KDE Talk at FOSDEM 2005 by Matthias Ettrich


These are my rough notes only, corrections welcome.

Shows us a screenshot of Unix desktop in 1996, netscape, xview, different widget sets etc. Shareware programmes. Horrible.

Shows us a screenshot of CDE the commercial desktop from the same time. This is still used on some Solaris workstations. If you have never tried CDE and you get the opportunity do check it out, it's unbelievably sucky.

Screenshot of KDE 3.3. Not just looking better but the functionality is there.

We now have office applications, web clients (firefox, opera, konqueror), groupware (kontact+kolab server), multimedia, edutainment, superb development platform. People like to badmouth the gnu/linux desktop saying it misses a lot but in many ways it is the best out there and has come a very long way since 1996.

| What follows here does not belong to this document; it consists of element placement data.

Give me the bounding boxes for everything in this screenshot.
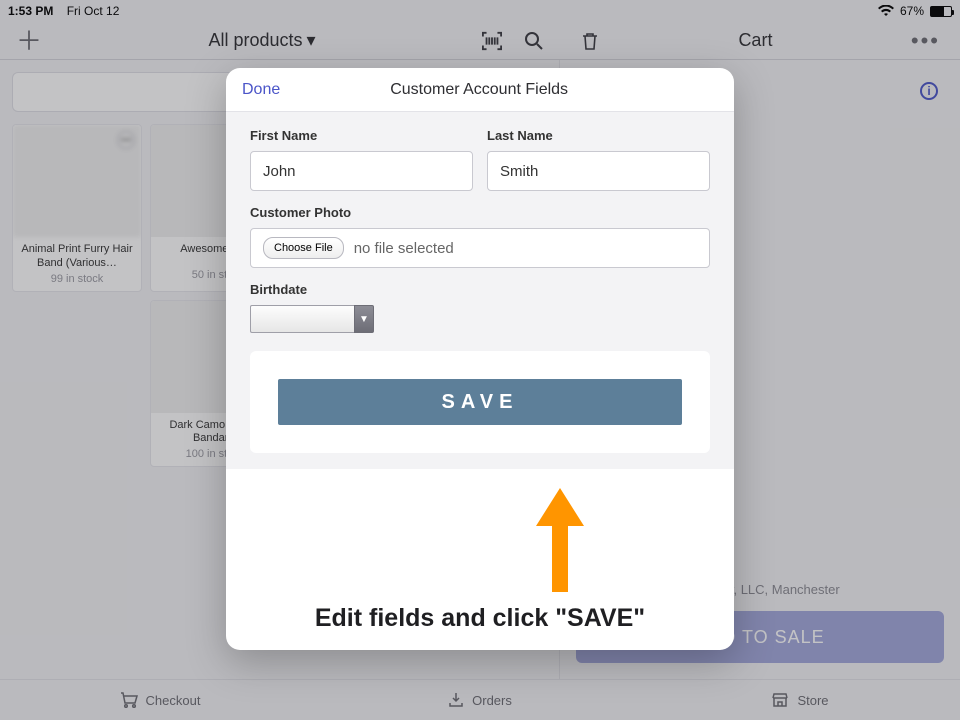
save-button[interactable]: SAVE [278,379,682,425]
pointer-arrow-icon [536,488,584,592]
no-file-text: no file selected [354,240,454,257]
chevron-down-icon[interactable]: ▼ [354,305,374,333]
first-name-input[interactable] [250,151,473,191]
photo-label: Customer Photo [250,205,710,220]
birthdate-select[interactable]: ▼ [250,305,710,333]
last-name-label: Last Name [487,128,710,143]
instruction-text: Edit fields and click "SAVE" [226,604,734,633]
modal-title: Customer Account Fields [280,81,718,99]
first-name-label: First Name [250,128,473,143]
choose-file-button[interactable]: Choose File [263,237,344,259]
last-name-input[interactable] [487,151,710,191]
birthdate-label: Birthdate [250,282,710,297]
photo-file-input[interactable]: Choose File no file selected [250,228,710,268]
customer-fields-modal: Done Customer Account Fields First Name … [226,68,734,650]
done-button[interactable]: Done [242,81,280,99]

Qt is the product he has been working on for the last few years and has been his main contribution to the linux desktop. Single source cross platform C++ toolkit. Covers GUI, I/O, printing, network, XML, SQL, process handling, threading and more. Over 5000 customers of which 70% will target GNU/Linux. You may think there are not many commercial desktop programmes for unix but there are a lot of specialist programmes that you never hear about because they are too specialised. To those on the outside writing a toolkit can seem easy, just a few widgets how hard can it be. However the devil is in the detail, just changing from Qt 3 to 4 has taken 60 to 70 man years.

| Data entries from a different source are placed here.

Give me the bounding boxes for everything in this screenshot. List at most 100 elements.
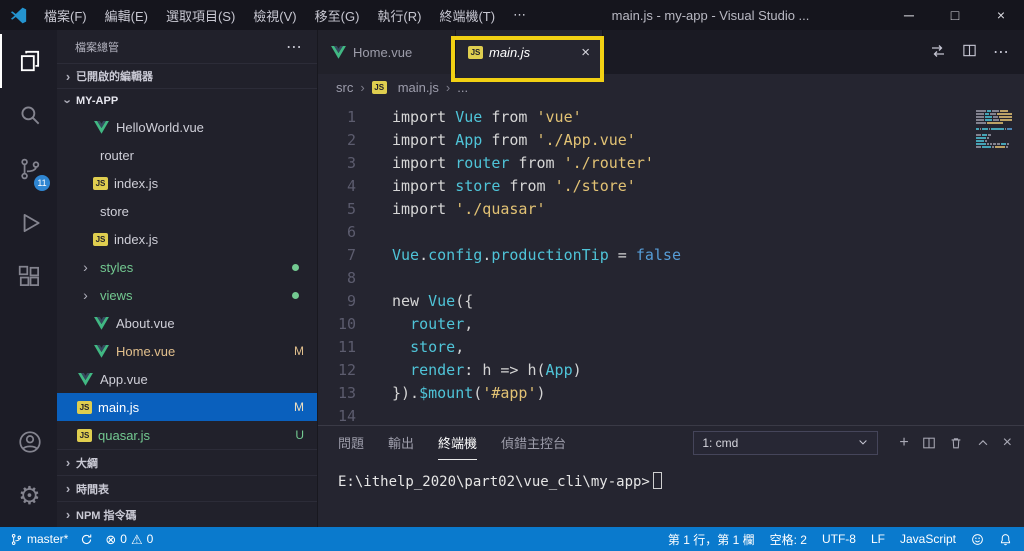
js-icon: JS [468,45,483,59]
eol-selector[interactable]: LF [871,532,885,546]
tree-item-store[interactable]: store [57,197,317,225]
sidebar-section-npm-scripts[interactable]: › NPM 指令碼 [57,501,317,527]
error-count: 0 [120,532,127,546]
run-debug-icon [17,210,43,236]
code-line: router, [410,315,474,333]
menu-run[interactable]: 執行(R) [368,6,430,25]
close-panel-icon[interactable]: × [1003,435,1012,451]
more-actions-icon[interactable]: ⋯ [993,42,1010,62]
chevron-right-icon: › [83,287,88,303]
sidebar-section-timeline[interactable]: › 時間表 [57,475,317,501]
sync-icon [80,533,93,546]
more-actions-icon[interactable]: ⋯ [286,37,303,57]
activity-explorer[interactable] [0,34,57,88]
tree-item-main-js[interactable]: JS main.js M [57,393,317,421]
code-editor[interactable]: 1 2 3 4 5 6 7 8 9 10 11 12 13 14 import Vue from 'vue… [318,100,1024,425]
sidebar-header: 檔案總管 ⋯ [57,30,317,63]
minimap[interactable] [976,110,1012,151]
line-number: 3 [346,154,356,172]
tree-item-router[interactable]: router [57,141,317,169]
vscode-logo-icon [10,7,27,24]
activity-source-control[interactable]: 11 [0,142,57,196]
menu-file[interactable]: 檔案(F) [35,6,96,25]
breadcrumb-src[interactable]: src [336,80,353,95]
close-button[interactable]: × [978,0,1024,30]
open-editors-section[interactable]: › 已開啟的編輯器 [57,63,317,88]
menu-selection[interactable]: 選取項目(S) [157,6,244,25]
section-label: NPM 指令碼 [76,509,137,522]
indentation[interactable]: 空格: 2 [770,531,807,548]
menu-edit[interactable]: 編輯(E) [96,6,157,25]
branch-status[interactable]: master* [10,532,68,546]
notifications-bell-icon[interactable] [999,533,1012,546]
minimap-line [976,143,1012,145]
tree-item-helloworld-vue[interactable]: HelloWorld.vue [57,113,317,141]
close-icon[interactable]: × [581,44,590,61]
sidebar-section-outline[interactable]: › 大綱 [57,449,317,475]
status-bar-right: 第 1 行，第 1 欄 空格: 2 UTF-8 LF JavaScript [668,531,1012,548]
menu-bar: 檔案(F) 編輯(E) 選取項目(S) 檢視(V) 移至(G) 執行(R) 終端機(T) ⋯ [35,0,535,30]
tree-item-index-js[interactable]: JS index.js [57,225,317,253]
new-terminal-icon[interactable]: + [899,435,908,451]
breadcrumb-[interactable]: ... [457,80,468,95]
file-label: App.vue [100,371,148,387]
project-section[interactable]: › MY-APP [57,88,317,113]
tab-main-js[interactable]: JS main.js × [456,30,603,74]
file-tree: HelloWorld.vue router JS index.js store JS ind… [57,113,317,449]
file-label: quasar.js [98,427,151,443]
panel-tab-debug-console[interactable]: 偵錯主控台 [501,426,566,460]
line-number: 8 [346,269,356,287]
js-icon: JS [371,80,387,94]
terminal-selector[interactable]: 1: cmd [693,431,879,455]
js-icon: JS [77,428,92,442]
maximize-panel-icon[interactable] [976,436,990,450]
kill-terminal-icon[interactable] [949,436,963,450]
tree-item-styles[interactable]: › styles [57,253,317,281]
branch-name: master* [27,532,69,546]
activity-account[interactable] [0,415,57,469]
code-line: import router from './router' [392,154,654,172]
chevron-right-icon: › [360,79,365,95]
tree-item-app-vue[interactable]: App.vue [57,365,317,393]
activity-run-debug[interactable] [0,196,57,250]
encoding[interactable]: UTF-8 [822,532,856,546]
panel-actions: 1: cmd + × [693,431,1012,455]
split-editor-icon[interactable] [962,43,977,61]
split-terminal-icon[interactable] [922,436,936,450]
minimize-button[interactable]: ─ [886,0,932,30]
feedback-icon[interactable] [971,533,984,546]
maximize-button[interactable]: □ [932,0,978,30]
tree-item-views[interactable]: › views [57,281,317,309]
language-mode[interactable]: JavaScript [900,532,956,546]
open-changes-icon[interactable] [930,43,946,62]
git-modified-dot-icon [292,263,299,271]
cursor-position[interactable]: 第 1 行，第 1 欄 [668,531,755,548]
menu-view[interactable]: 檢視(V) [244,6,305,25]
tree-item-home-vue[interactable]: Home.vue M [57,337,317,365]
line-number: 13 [337,384,356,402]
tree-item-index-js[interactable]: JS index.js [57,169,317,197]
minimap-line [976,134,1012,136]
code-line: Vue.config.productionTip = false [392,246,681,264]
menu-terminal[interactable]: 終端機(T) [430,6,504,25]
tree-item-quasar-js[interactable]: JS quasar.js U [57,421,317,449]
menu-more[interactable]: ⋯ [504,7,535,23]
sidebar-title: 檔案總管 [75,41,119,54]
terminal-output[interactable]: E:\ithelp_2020\part02\vue_cli\my-app> [318,460,1024,527]
menu-go[interactable]: 移至(G) [306,6,369,25]
vue-icon [93,316,110,330]
panel-tab-problems[interactable]: 問題 [338,426,364,460]
panel-tab-output[interactable]: 輸出 [388,426,414,460]
minimap-line [976,116,1012,118]
activity-settings[interactable]: ⚙ [0,469,57,523]
js-icon: JS [77,400,92,414]
breadcrumbs: src › JS main.js ›... [318,74,1024,100]
breadcrumb-main-js[interactable]: JS main.js [371,80,439,95]
sync-status[interactable] [80,533,93,546]
activity-search[interactable] [0,88,57,142]
problems-status[interactable]: ⊗ 0 ⚠ 0 [105,532,153,546]
activity-extensions[interactable] [0,250,57,304]
tab-home-vue[interactable]: Home.vue [318,30,456,74]
tree-item-about-vue[interactable]: About.vue [57,309,317,337]
panel-tab-terminal[interactable]: 終端機 [438,426,478,460]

So mission accomplished? No way. We have just begun. In the past 9 years we have developed from nothing to a useable desktop. Infact it has so many features many of you probably don't use a lot of them. KDE is feature complete and an ideal basis for innovation. We have exciting times infront of us.

Challenges. The desktop is an exciting place for development, there are lots of things going on. D-Bus is a DCOP style system, in many ways like a DCOP 2. We have been involved with that even though a lot of work has been done by Gnome developers. By introducing D-BUS nothing will change immediately. But once you have a standard way of talking between applications the possibilities open up. We would like to cooperate more with gnome and they would like to cooperate more with us but the problem is defining the interface, dbus can do that. This is not a first, XDnd, XEmbed and EWMH have done the same thing. If you look at the desktop over the past years there is one thing that people saw never changed and that was X. Now though we have X.org as an open project where everyone can help. If you are looking for an interesting challenge have a look at X, they are desperate for people to do cool things. Porting the KDE framework to Qt 4 is another challenge.

Focus areas are groupware (Kontact and Kolab), software development with KDevelop and Qt 4, accessibility and beyond hierarchical data.

Technical challenges, startup time is the thing that annoys him most. Too many processes, too modular. Multimedia framework is another challenge.

There is a lot of discussion going on with regard to usability. Universal browser paradigm is questioned. Feature and configuration bloat is difficult, hard to just say "lets remove this" because someone will want it. There are some broken concepts in KDE, one is the sidebar in Konqueror but he's never come across a KDE developer who ever uses it. System tray is another area he doesn't like but people asked for it so he implemented it. The systray on his laptop has 6 icons already without him having adding anything there, it's very small and crowded and hard to use because of that.

Social challenges in KDE is that it lacks effective leadership. It can be difficult to enter the KDE community. How can we make decisions. We need more democracy.

Looking at the computers in 1996 and 2005 the CPU has done from 33 to 3000MHz which is a factor of 90. RAM gone from 8 to 512MB a factor of 64. Hard disks have gone from 0.1 to 100GB disks a factor of 1000. Network is always on with broadband. Screen was 800x600 now can be 1600x1200. Users of free software desktop have gone from 100s to 100,000s. These changes have an impact on how we do computing.

Cynical view says we used the CPU for eye candy and seti@home. Hard disk has gone to MP3s. Larger screen has gone on larger fonts and more systray icons. To please the many users we have 1000 more configuration options. Realisticly things are not as bad as that. There are background tasks making use of the CPU e.g. spell checking and auto-completion, syntax highlighting in program editors, search while typing. Network has web applications like Wikipaedia, IMAP e-mails, KDevAssistant documentation doesn't need the documentation online, RSS feeds for news.

What should we do with the extra power of modern computers? More background tasks like indexing. If you drop the MP3 and video collection we have unlimited hard disk but we still require users to save documents. One of the differences between geeks and normal people in computer use is we use revision control systems. Our hard disks are big enough to store all the revisions of documents easily. We also have space to do more caching when disconnected. The file system must die from a users perspective although nobody has a solution to this yet. We have 26x the network from 1996 so thin clients are possible with e.g. NX NoMachine, these technologies are not integrated into the desktop but should be for persistent connections. We need vector graphics to make use of larger and smaller (PDA) screens, in Qt 4 everything is float based and anti-aliased. We are moving from an undergroup culture to mainstream. Computers are no longer geek toys but a part of everyday culture.